Inside the building, the interiors have been carefully designed to guarantee versatility and host a variety of educational activities, as well as cultural, artistic, and social events, from conferences and gala evenings to film screenings. The ground floor houses the entrance, a classroom and service areas, while the upper floor contains a multi-purpose amphitheatre and two more classrooms. The facility has been designed to support both face-to-face teaching and remote learning, equipped with sophisticated audio-visual conferencing systems integrated into the architecture.
Resembling a large telescope watching over the square below, the project will become the new focal point of life on the university campus. The building’s sustainable design principles and use of natural materials has earned it prestigious LEED Platinum Certification.
Massimo Alvisi, Architect and Co-Founder of Alvisi Kirimoto, comments: ’The building is a wooden box raised off the ground in dialogue with nature. Diaphanous and silent, it allows the light to enter, mitigated by the trees and the slats. At night, expertly lit, it seems suspended in the dark like a lantern with a candle inside. Surrounded by greenery and with its permeable and transparent skin characterised by the use of sustainable Kebony wood cladding, the building seems to dissolve into the landscape, evoking the classic tree house, from which it takes not only its outline, but also the welcoming and almost “homely” dimension of the spaces, custom-designed for the students”.
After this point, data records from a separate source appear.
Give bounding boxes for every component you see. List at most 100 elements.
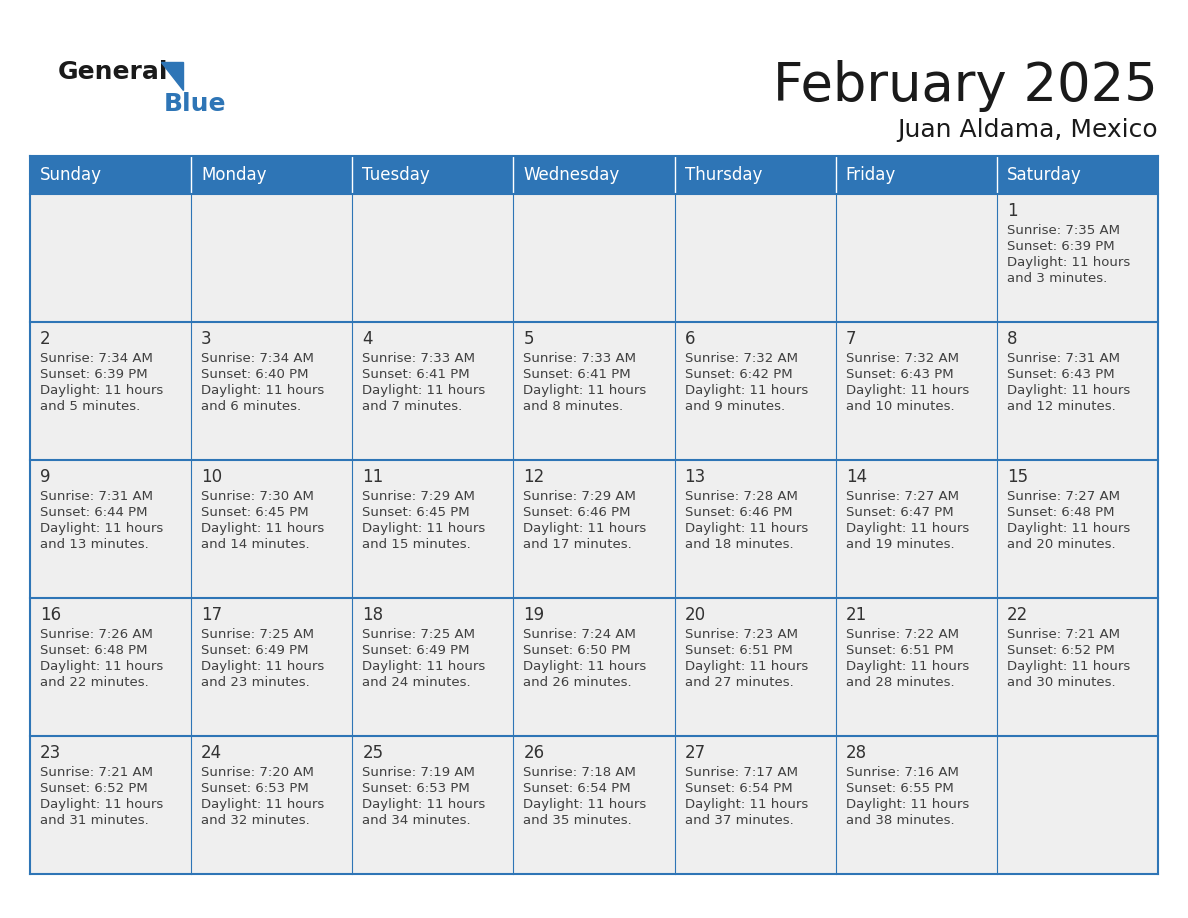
Text: Daylight: 11 hours: Daylight: 11 hours	[524, 522, 646, 535]
Text: Sunset: 6:52 PM: Sunset: 6:52 PM	[40, 782, 147, 795]
Text: Sunrise: 7:31 AM: Sunrise: 7:31 AM	[40, 490, 153, 503]
Text: and 14 minutes.: and 14 minutes.	[201, 538, 310, 551]
Text: 18: 18	[362, 606, 384, 624]
Bar	[835, 156, 997, 194]
Text: Sunset: 6:52 PM: Sunset: 6:52 PM	[1007, 644, 1114, 657]
Bar	[675, 736, 835, 874]
Bar	[675, 156, 835, 194]
Text: Sunset: 6:54 PM: Sunset: 6:54 PM	[524, 782, 631, 795]
Text: Daylight: 11 hours: Daylight: 11 hours	[1007, 256, 1130, 269]
Bar	[835, 194, 997, 322]
Text: and 19 minutes.: and 19 minutes.	[846, 538, 954, 551]
Text: 22: 22	[1007, 606, 1028, 624]
Text: Daylight: 11 hours: Daylight: 11 hours	[1007, 384, 1130, 397]
Text: Sunset: 6:47 PM: Sunset: 6:47 PM	[846, 506, 953, 519]
Polygon shape	[162, 62, 183, 90]
Bar	[30, 322, 191, 460]
Bar	[353, 194, 513, 322]
Bar	[353, 460, 513, 598]
Text: Sunset: 6:48 PM: Sunset: 6:48 PM	[40, 644, 147, 657]
Text: 27: 27	[684, 744, 706, 762]
Bar	[513, 598, 675, 736]
Text: Daylight: 11 hours: Daylight: 11 hours	[40, 660, 163, 673]
Text: Sunrise: 7:26 AM: Sunrise: 7:26 AM	[40, 628, 153, 641]
Text: Daylight: 11 hours: Daylight: 11 hours	[684, 660, 808, 673]
Text: Sunrise: 7:33 AM: Sunrise: 7:33 AM	[524, 352, 637, 365]
Bar	[191, 460, 353, 598]
Bar	[675, 598, 835, 736]
Text: Sunset: 6:48 PM: Sunset: 6:48 PM	[1007, 506, 1114, 519]
Text: 8: 8	[1007, 330, 1017, 348]
Text: and 12 minutes.: and 12 minutes.	[1007, 400, 1116, 413]
Text: Daylight: 11 hours: Daylight: 11 hours	[362, 384, 486, 397]
Text: Sunrise: 7:18 AM: Sunrise: 7:18 AM	[524, 766, 637, 779]
Bar	[191, 598, 353, 736]
Text: 3: 3	[201, 330, 211, 348]
Text: Sunrise: 7:31 AM: Sunrise: 7:31 AM	[1007, 352, 1120, 365]
Text: 19: 19	[524, 606, 544, 624]
Text: Daylight: 11 hours: Daylight: 11 hours	[40, 384, 163, 397]
Bar	[191, 736, 353, 874]
Bar	[353, 156, 513, 194]
Text: Daylight: 11 hours: Daylight: 11 hours	[524, 384, 646, 397]
Text: and 17 minutes.: and 17 minutes.	[524, 538, 632, 551]
Bar	[353, 736, 513, 874]
Text: Sunrise: 7:22 AM: Sunrise: 7:22 AM	[846, 628, 959, 641]
Bar	[997, 194, 1158, 322]
Text: 24: 24	[201, 744, 222, 762]
Text: Sunset: 6:43 PM: Sunset: 6:43 PM	[846, 368, 953, 381]
Text: 15: 15	[1007, 468, 1028, 486]
Bar	[835, 736, 997, 874]
Text: Sunrise: 7:27 AM: Sunrise: 7:27 AM	[1007, 490, 1120, 503]
Text: Sunrise: 7:19 AM: Sunrise: 7:19 AM	[362, 766, 475, 779]
Text: 9: 9	[40, 468, 51, 486]
Text: Sunrise: 7:27 AM: Sunrise: 7:27 AM	[846, 490, 959, 503]
Bar	[30, 194, 191, 322]
Text: Blue: Blue	[164, 92, 227, 116]
Bar	[353, 322, 513, 460]
Text: General: General	[58, 60, 169, 84]
Text: Sunset: 6:45 PM: Sunset: 6:45 PM	[201, 506, 309, 519]
Text: Sunrise: 7:34 AM: Sunrise: 7:34 AM	[201, 352, 314, 365]
Text: Friday: Friday	[846, 166, 896, 184]
Text: and 23 minutes.: and 23 minutes.	[201, 676, 310, 689]
Text: Sunday: Sunday	[40, 166, 102, 184]
Text: 23: 23	[40, 744, 62, 762]
Text: 11: 11	[362, 468, 384, 486]
Bar	[30, 736, 191, 874]
Text: Wednesday: Wednesday	[524, 166, 620, 184]
Text: and 3 minutes.: and 3 minutes.	[1007, 272, 1107, 285]
Text: and 5 minutes.: and 5 minutes.	[40, 400, 140, 413]
Bar	[30, 156, 191, 194]
Text: Sunrise: 7:20 AM: Sunrise: 7:20 AM	[201, 766, 314, 779]
Bar	[513, 322, 675, 460]
Text: Daylight: 11 hours: Daylight: 11 hours	[40, 522, 163, 535]
Text: and 37 minutes.: and 37 minutes.	[684, 814, 794, 827]
Text: 14: 14	[846, 468, 867, 486]
Bar	[997, 156, 1158, 194]
Text: Daylight: 11 hours: Daylight: 11 hours	[524, 798, 646, 811]
Text: and 24 minutes.: and 24 minutes.	[362, 676, 470, 689]
Text: and 7 minutes.: and 7 minutes.	[362, 400, 462, 413]
Text: Sunrise: 7:17 AM: Sunrise: 7:17 AM	[684, 766, 797, 779]
Text: 5: 5	[524, 330, 533, 348]
Text: and 15 minutes.: and 15 minutes.	[362, 538, 470, 551]
Text: Daylight: 11 hours: Daylight: 11 hours	[201, 798, 324, 811]
Text: and 35 minutes.: and 35 minutes.	[524, 814, 632, 827]
Text: 7: 7	[846, 330, 857, 348]
Text: Sunset: 6:40 PM: Sunset: 6:40 PM	[201, 368, 309, 381]
Text: Sunset: 6:49 PM: Sunset: 6:49 PM	[201, 644, 309, 657]
Text: Daylight: 11 hours: Daylight: 11 hours	[201, 384, 324, 397]
Bar	[30, 460, 191, 598]
Text: 4: 4	[362, 330, 373, 348]
Text: and 32 minutes.: and 32 minutes.	[201, 814, 310, 827]
Text: February 2025: February 2025	[773, 60, 1158, 112]
Text: Daylight: 11 hours: Daylight: 11 hours	[1007, 522, 1130, 535]
Text: Daylight: 11 hours: Daylight: 11 hours	[684, 798, 808, 811]
Text: Sunrise: 7:33 AM: Sunrise: 7:33 AM	[362, 352, 475, 365]
Text: Daylight: 11 hours: Daylight: 11 hours	[524, 660, 646, 673]
Text: Daylight: 11 hours: Daylight: 11 hours	[1007, 660, 1130, 673]
Text: 20: 20	[684, 606, 706, 624]
Text: Sunrise: 7:30 AM: Sunrise: 7:30 AM	[201, 490, 314, 503]
Text: 2: 2	[40, 330, 51, 348]
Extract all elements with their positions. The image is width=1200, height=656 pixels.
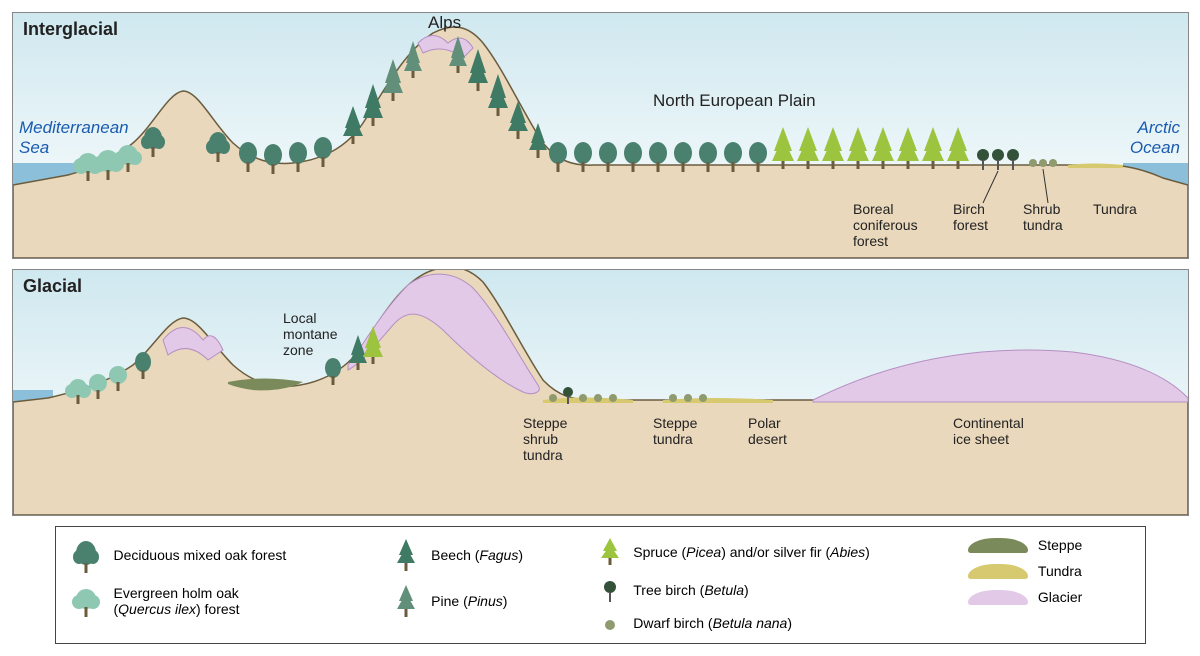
panel-title-glacial: Glacial: [23, 276, 82, 297]
panel-interglacial: Interglacial: [12, 12, 1189, 259]
legend-beech: Beech (Fagus): [391, 537, 579, 573]
shrub-tundra: [1029, 159, 1057, 167]
legend-holm-text: Evergreen holm oak (Quercus ilex) forest: [114, 585, 240, 617]
legend-deciduous-text: Deciduous mixed oak forest: [114, 547, 287, 563]
legend-spruce: Spruce (Picea) and/or silver fir (Abies): [597, 537, 950, 567]
label-ice-sheet: Continental ice sheet: [953, 415, 1024, 447]
label-boreal: Boreal coniferous forest: [853, 201, 918, 249]
label-birch-forest: Birch forest: [953, 201, 988, 233]
scene-interglacial: [13, 13, 1188, 258]
label-steppe-shrub: Steppe shrub tundra: [523, 415, 567, 463]
legend-deciduous: Deciduous mixed oak forest: [68, 537, 374, 573]
legend-tundra-text: Tundra: [1038, 563, 1082, 579]
g-steppe-tundra: [669, 394, 707, 402]
label-alps: Alps: [428, 13, 461, 33]
legend-beech-text: Beech (Fagus): [431, 547, 523, 563]
legend-steppe-text: Steppe: [1038, 537, 1082, 553]
legend-dwarf-birch: Dwarf birch (Betula nana): [597, 613, 950, 633]
legend-tbirch-text: Tree birch (Betula): [633, 582, 748, 598]
label-steppe-tundra: Steppe tundra: [653, 415, 697, 447]
legend-spruce-text: Spruce (Picea) and/or silver fir (Abies): [633, 544, 870, 560]
legend-holm-oak: Evergreen holm oak (Quercus ilex) forest: [68, 583, 374, 619]
label-tundra: Tundra: [1093, 201, 1137, 217]
birch-forest: [977, 149, 1019, 170]
scene-glacial: [13, 270, 1188, 515]
label-polar: Polar desert: [748, 415, 787, 447]
legend-tree-birch: Tree birch (Betula): [597, 577, 950, 603]
label-mediterranean: Mediterranean Sea: [19, 118, 129, 158]
legend-glacier: Glacier: [968, 589, 1133, 605]
legend-dbirch-text: Dwarf birch (Betula nana): [633, 615, 792, 631]
legend-glacier-text: Glacier: [1038, 589, 1082, 605]
panel-title-interglacial: Interglacial: [23, 19, 118, 40]
label-arctic: Arctic Ocean: [1130, 118, 1180, 158]
legend-pine: Pine (Pinus): [391, 583, 579, 619]
legend: Deciduous mixed oak forest Evergreen hol…: [55, 526, 1146, 644]
label-shrub-tundra: Shrub tundra: [1023, 201, 1063, 233]
label-montane: Local montane zone: [283, 310, 337, 358]
panel-glacial: Glacial: [12, 269, 1189, 516]
label-plain: North European Plain: [653, 91, 816, 111]
legend-pine-text: Pine (Pinus): [431, 593, 507, 609]
legend-tundra: Tundra: [968, 563, 1133, 579]
legend-steppe: Steppe: [968, 537, 1133, 553]
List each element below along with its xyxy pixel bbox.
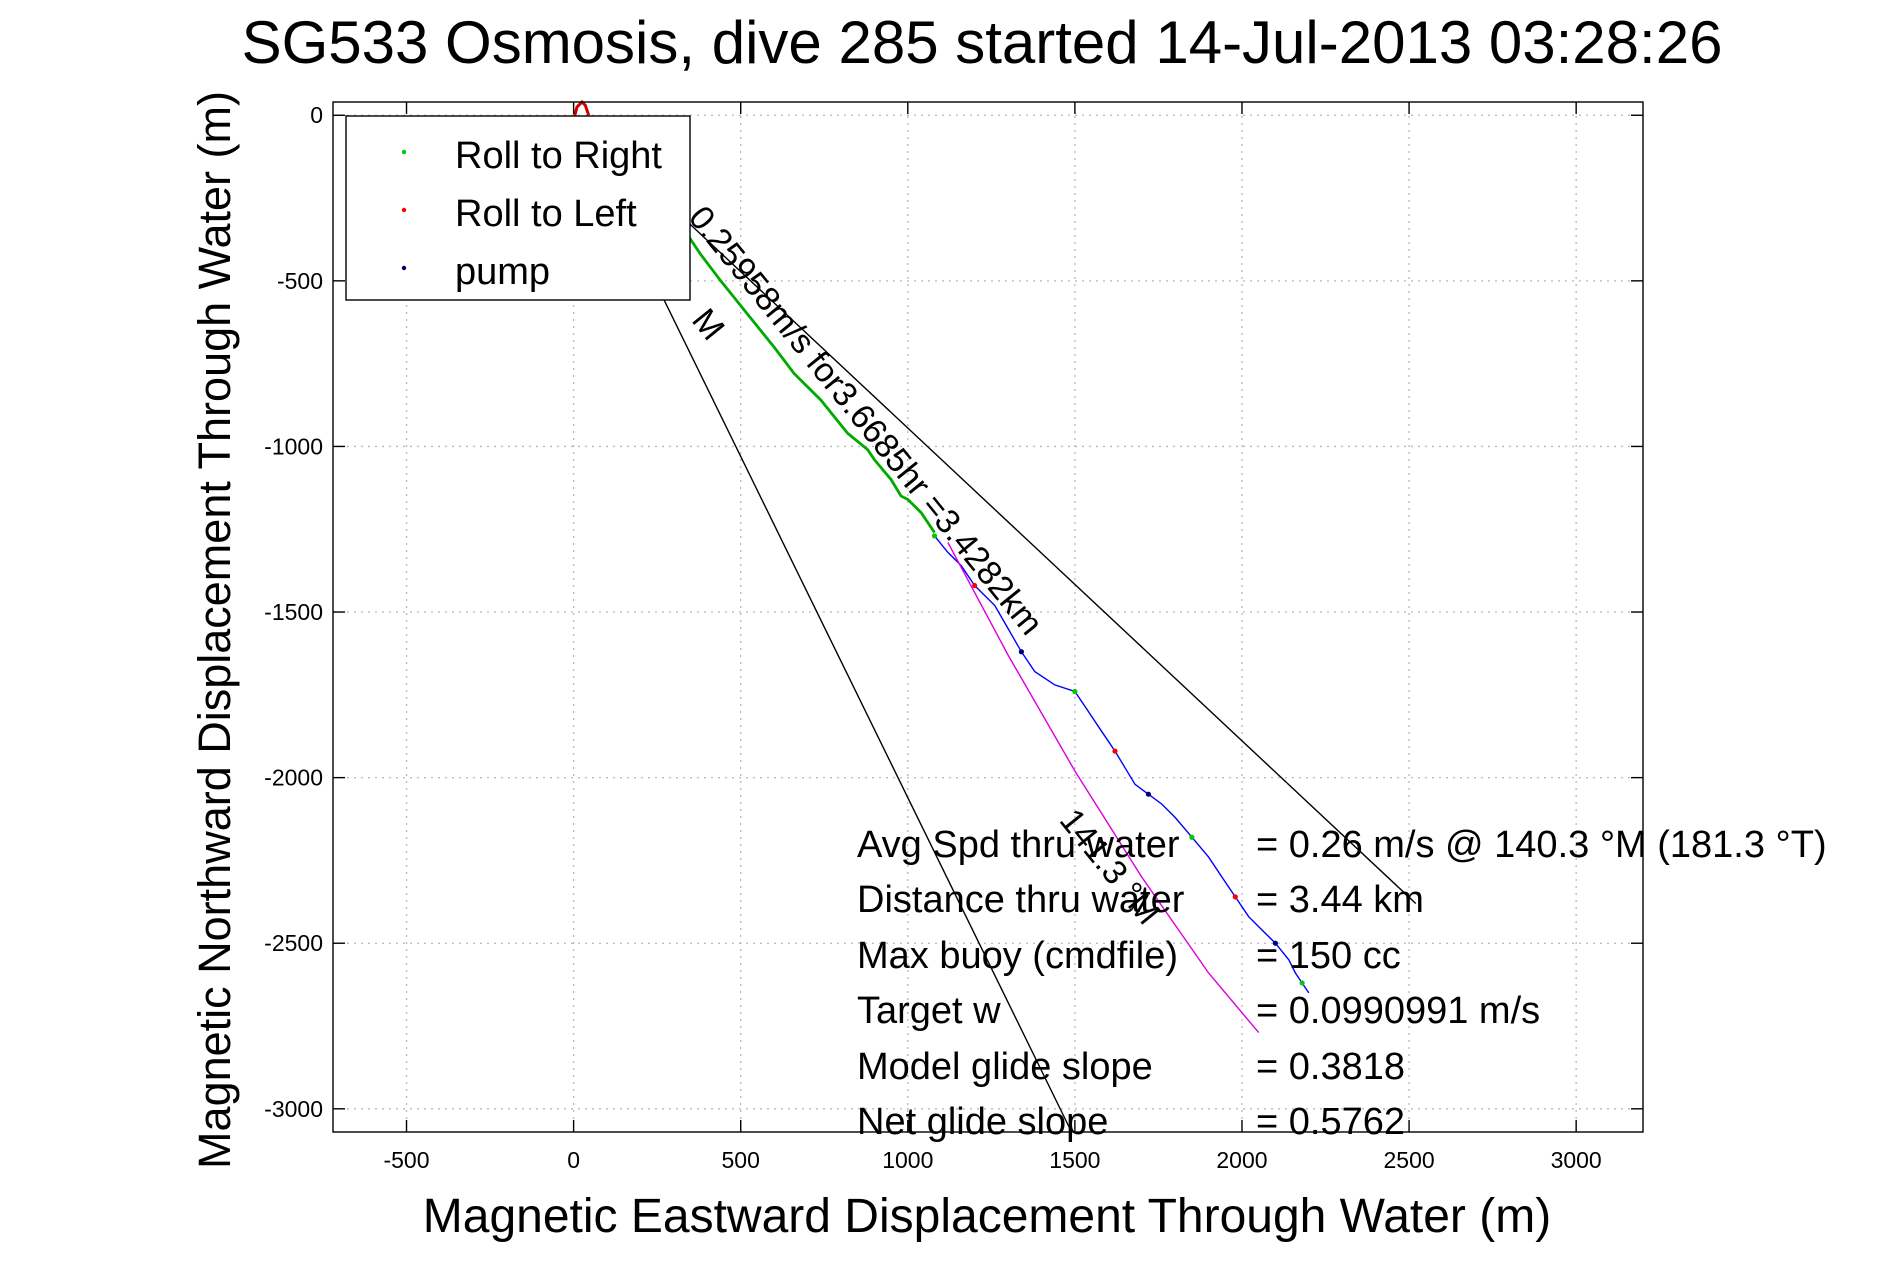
stat-max-buoy-value: = 150 cc [1256,935,1401,977]
x-tick-label: 0 [567,1147,580,1173]
track-line [933,535,1310,994]
stat-model-glide-label: Model glide slope [857,1046,1153,1088]
track-line [947,542,1260,1034]
track-point [1189,834,1195,840]
stat-net-glide-value: = 0.5762 [1256,1101,1405,1143]
x-tick-label: 2000 [1216,1147,1267,1173]
track-point [1232,894,1238,900]
axes-frame [332,101,1644,1133]
stat-model-glide-value: = 0.3818 [1256,1046,1405,1088]
ticks: -500 0 500 1000 1500 2000 2500 3000 0 -500 -1000 -1… [264,102,1643,1173]
track-point [1018,649,1025,655]
heading-envelope-line [573,114,1417,904]
stat-target-w-label: Target w [857,990,1001,1032]
stat-max-buoy-label: Max buoy (cmdfile) [857,935,1178,977]
stat-distance-value: = 3.44 km [1256,879,1424,921]
track-point [1112,748,1118,754]
stat-net-glide-label: Net glide slope [857,1101,1108,1143]
stat-distance-label: Distance thru water [857,879,1185,921]
dive-statistics: Avg Spd thru water = 0.26 m/s @ 140.3 °M… [857,824,1827,1143]
track-point [1272,940,1278,946]
track-point [972,582,978,589]
x-tick-label: 1000 [882,1147,933,1173]
track-point [1299,980,1305,986]
legend: Roll to Right Roll to Left pump [345,115,691,301]
y-tick-label: -2500 [264,930,323,956]
track-point [1072,688,1078,695]
track-point [1145,791,1152,797]
stat-target-w-value: = 0.0990991 m/s [1256,990,1540,1032]
x-axis-label: Magnetic Eastward Displacement Through W… [423,1190,1551,1243]
y-axis-label: Magnetic Northward Displacement Through … [189,91,240,1169]
y-tick-label: -1500 [264,599,323,625]
x-tick-label: -500 [383,1147,429,1173]
stat-avg-speed-label: Avg Spd thru water [857,824,1180,866]
x-tick-label: 2500 [1383,1147,1434,1173]
track-point [931,533,938,539]
legend-marker-roll-left [401,207,407,213]
stat-avg-speed-value: = 0.26 m/s @ 140.3 °M (181.3 °T) [1256,824,1827,866]
legend-label-roll-left: Roll to Left [455,193,637,235]
x-tick-label: 3000 [1551,1147,1602,1173]
x-tick-label: 1500 [1049,1147,1100,1173]
y-tick-label: -2000 [264,765,323,791]
legend-marker-roll-right [401,149,407,155]
y-tick-label: -1000 [264,433,323,459]
y-tick-label: 0 [310,102,323,128]
chart-title: SG533 Osmosis, dive 285 started 14-Jul-2… [242,9,1723,76]
legend-marker-pump [401,265,407,271]
y-tick-label: -3000 [264,1096,323,1122]
legend-label-pump: pump [455,251,550,293]
x-tick-label: 500 [722,1147,760,1173]
y-tick-label: -500 [277,268,323,294]
legend-label-roll-right: Roll to Right [455,135,662,177]
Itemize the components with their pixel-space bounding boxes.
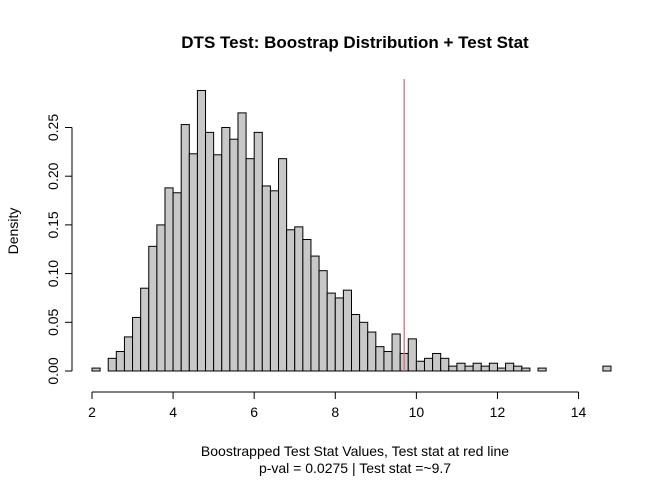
histogram-bar <box>221 127 231 372</box>
histogram-bars <box>91 89 612 372</box>
y-tick-label: 0.00 <box>45 357 61 384</box>
histogram-bar <box>480 365 490 372</box>
histogram-bar <box>472 362 482 372</box>
chart-title: DTS Test: Boostrap Distribution + Test S… <box>181 33 529 52</box>
x-axis-label: Boostrapped Test Stat Values, Test stat … <box>201 443 509 459</box>
histogram-bar <box>383 351 393 372</box>
y-tick-label: 0.25 <box>45 114 61 141</box>
histogram-bar <box>359 321 369 372</box>
histogram-bar <box>140 287 150 372</box>
histogram-bar <box>407 338 417 372</box>
histogram-bar <box>464 365 474 372</box>
histogram-bar <box>286 229 296 372</box>
histogram-bar <box>448 365 458 372</box>
histogram-bar <box>375 346 385 372</box>
x-tick-label: 4 <box>169 404 177 420</box>
histogram-bar <box>278 158 288 372</box>
x-tick-label: 8 <box>331 404 339 420</box>
histogram-bar <box>415 360 425 372</box>
y-axis-label: Density <box>5 208 21 255</box>
x-tick-label: 10 <box>409 404 425 420</box>
y-tick-label: 0.20 <box>45 162 61 189</box>
x-tick-label: 6 <box>250 404 258 420</box>
histogram-bar <box>164 187 174 372</box>
y-tick-label: 0.05 <box>45 308 61 335</box>
histogram-bar <box>505 362 515 372</box>
histogram-bar <box>172 192 182 372</box>
histogram-bar <box>91 367 101 372</box>
histogram-bar <box>391 333 401 372</box>
y-tick-label: 0.10 <box>45 260 61 287</box>
x-tick-label: 2 <box>88 404 96 420</box>
histogram-bar <box>326 292 336 372</box>
histogram-bar <box>107 357 117 372</box>
histogram-bar <box>205 131 215 372</box>
y-tick-label: 0.15 <box>45 211 61 238</box>
histogram-bar <box>367 331 377 372</box>
histogram-bar <box>513 365 523 372</box>
histogram-bar <box>318 270 328 372</box>
histogram-bar <box>302 239 312 372</box>
histogram-bar <box>188 153 198 372</box>
histogram-bar <box>310 255 320 372</box>
histogram-bar <box>156 224 166 372</box>
histogram-bar <box>351 314 361 372</box>
x-tick-label: 12 <box>490 404 506 420</box>
histogram-bar <box>115 351 125 372</box>
histogram-bar <box>123 336 134 372</box>
histogram-bar <box>196 89 207 372</box>
x-axis-subtitle: p-val = 0.0275 | Test stat =~9.7 <box>259 460 451 476</box>
histogram-bar <box>229 138 239 372</box>
histogram-bar <box>334 297 344 372</box>
histogram-bar <box>132 316 142 372</box>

Nina Landbø, International Sales Manager for Kebony, adds: ‘’For over 25 years, Kebony’s mission has been to educate people around the world on the benefits of using sustainable construction materials, and to help the world reduce CO₂ emissions by producing an environmentally friendly, durable and beautiful product for use in global construction. We are therefore pleased to see Kebony chosen as the cladding for this new education centre, and hope that this nature-inspired learning environment will inspire further ideas to solve the climate crisis‘’.